The battle between the Clintons and He Who Dares Challenge Them is about more than who will get the power that comes with the presidency. The battle is about how you shape ideas in the public square. Whether Obama can fight back matters to Obama fans, but it also should matter to any Democrat who wants his nominee to win in what will be a tough fight with whoever is the Republican pick. (If Obama can't win a fight among friends, how's he going to win a fight with the enemy?) It should also matter to anyone at all, really, because candidates who campaign on vaguely magical new ways of practicing politics should have to actually show that magic in action.
The current fight among the Democrats is aggressive and frantic. (The two campaigns have held so many conference calls with reporters attacking each other that they should just start holding joint calls to give us time to sleep.) But the conflict is not that bad by historical standards. Nor has either side reached for the sharpest knives. The Obama camp has not mentioned Monica Lewinsky, and Chelsea Clinton hasn't joined the family feud (though her mute, smiling presence certainly leavens her father's outbursts, which makes her part of the team).
In this battle so far, the Clintons are fulfilling their promise to voters—we'll fight hard, long, and sometimes throw an elbow or two to get what we want. We'll do that against Republicans in the fall, and we'll do that when trying to pass universal health care once we're (she's) in office. This may turn off some people, but there's no denying that their behavior matches their message.
Obama's response to the Clintons has been to punch and counterpunch. He's not superb at it. He seems to struggle with his irritation at having to engage in this at all and then sometimes seems afflicted with a wicked case of staircase wit, issuing comebacks a little late—after he's thought of a good one—even as the Clintons have moved on to calling for an elevated debate. There is still every possibility that the Clintons may fall of their own overreaching, but that's a risky strategy for Obama.

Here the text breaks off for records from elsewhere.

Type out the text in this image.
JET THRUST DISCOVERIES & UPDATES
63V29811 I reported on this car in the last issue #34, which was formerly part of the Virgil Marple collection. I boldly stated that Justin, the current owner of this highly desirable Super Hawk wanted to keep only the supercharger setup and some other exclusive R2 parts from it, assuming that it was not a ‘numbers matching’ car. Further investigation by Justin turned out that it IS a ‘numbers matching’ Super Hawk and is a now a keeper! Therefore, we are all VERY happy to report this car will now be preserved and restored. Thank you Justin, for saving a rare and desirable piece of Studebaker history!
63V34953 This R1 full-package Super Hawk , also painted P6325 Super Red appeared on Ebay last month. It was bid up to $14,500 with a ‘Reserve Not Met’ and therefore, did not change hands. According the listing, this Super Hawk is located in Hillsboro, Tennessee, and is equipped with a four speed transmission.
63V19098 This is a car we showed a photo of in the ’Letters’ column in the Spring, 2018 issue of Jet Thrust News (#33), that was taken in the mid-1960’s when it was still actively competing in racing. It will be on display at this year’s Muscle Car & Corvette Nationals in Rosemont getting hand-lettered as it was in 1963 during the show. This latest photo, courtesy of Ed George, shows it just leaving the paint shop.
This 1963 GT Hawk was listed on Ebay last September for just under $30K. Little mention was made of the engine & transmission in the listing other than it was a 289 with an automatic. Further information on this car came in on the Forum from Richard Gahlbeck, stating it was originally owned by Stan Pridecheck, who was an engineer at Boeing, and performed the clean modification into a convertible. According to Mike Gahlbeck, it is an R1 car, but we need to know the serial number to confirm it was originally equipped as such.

Obama could change the tone by talking about policy ideas, but his biggest, boldest idea is that he's going to change the tone of the debate. So, whatever alchemy he was going to employ when he became president to solve Washington's most intractable problems, he should probably employ now to help himself. I'm not setting the bar too high for him. This is the bar he has set for himself.
So, how does Obama do this? As the paradigm-shifter, only he knows. But the answer doesn't lie in a sharp comment to a reporter or some perfect rejoinder at the next debate, on Jan. 31. He needs a media moment to wrap his response to all of the Clinton claims about him (particularly the fair and reasonable ones) into his bigger campaign themes.
Some of the counter-Clinton language is already in his stump speech, in which he casts the couple and their political talents as models of the past. But part of Obama's talent is that he knows he has to give the media a moment to crystallize this. A narrative-bending moment, an on-every-commentator's-lips moment. This will become even more important after South Carolina, when national coverage will shape the message for the 22 states that will vote on Super Tuesday.
Obama has found his moments before—at the 2004 Democratic convention, at the Jefferson Jackson dinner in November, after his Iowa caucus win, and last Sunday when he spoke at the church where Martin Luther King Jr. preached. He was winning over audiences in Iowa weeks before the Jefferson Jackson dinner, but it wasn't until that night, when he showed his stuff in front of a room full of journalists, that he won big recognition. He broke through when the media proclaimed that he'd broken through. Perhaps this will be the role of his South Carolina victory speech if he wins in that state on Saturday, as the polls suggest he will. But that's not likely to be enough for him, because that night will be cluttered by obsessive chatter about the role race played in the outcome.
Pulling out the big moment won't solve Obama's main electoral challenge—making his message work for regular working folks who wonder how he's going to improve their daily lives. But busting out of the Clinton boxing ring would show that when it counts, he can harness the new talents for which he is always being praised. And for which he praises himself.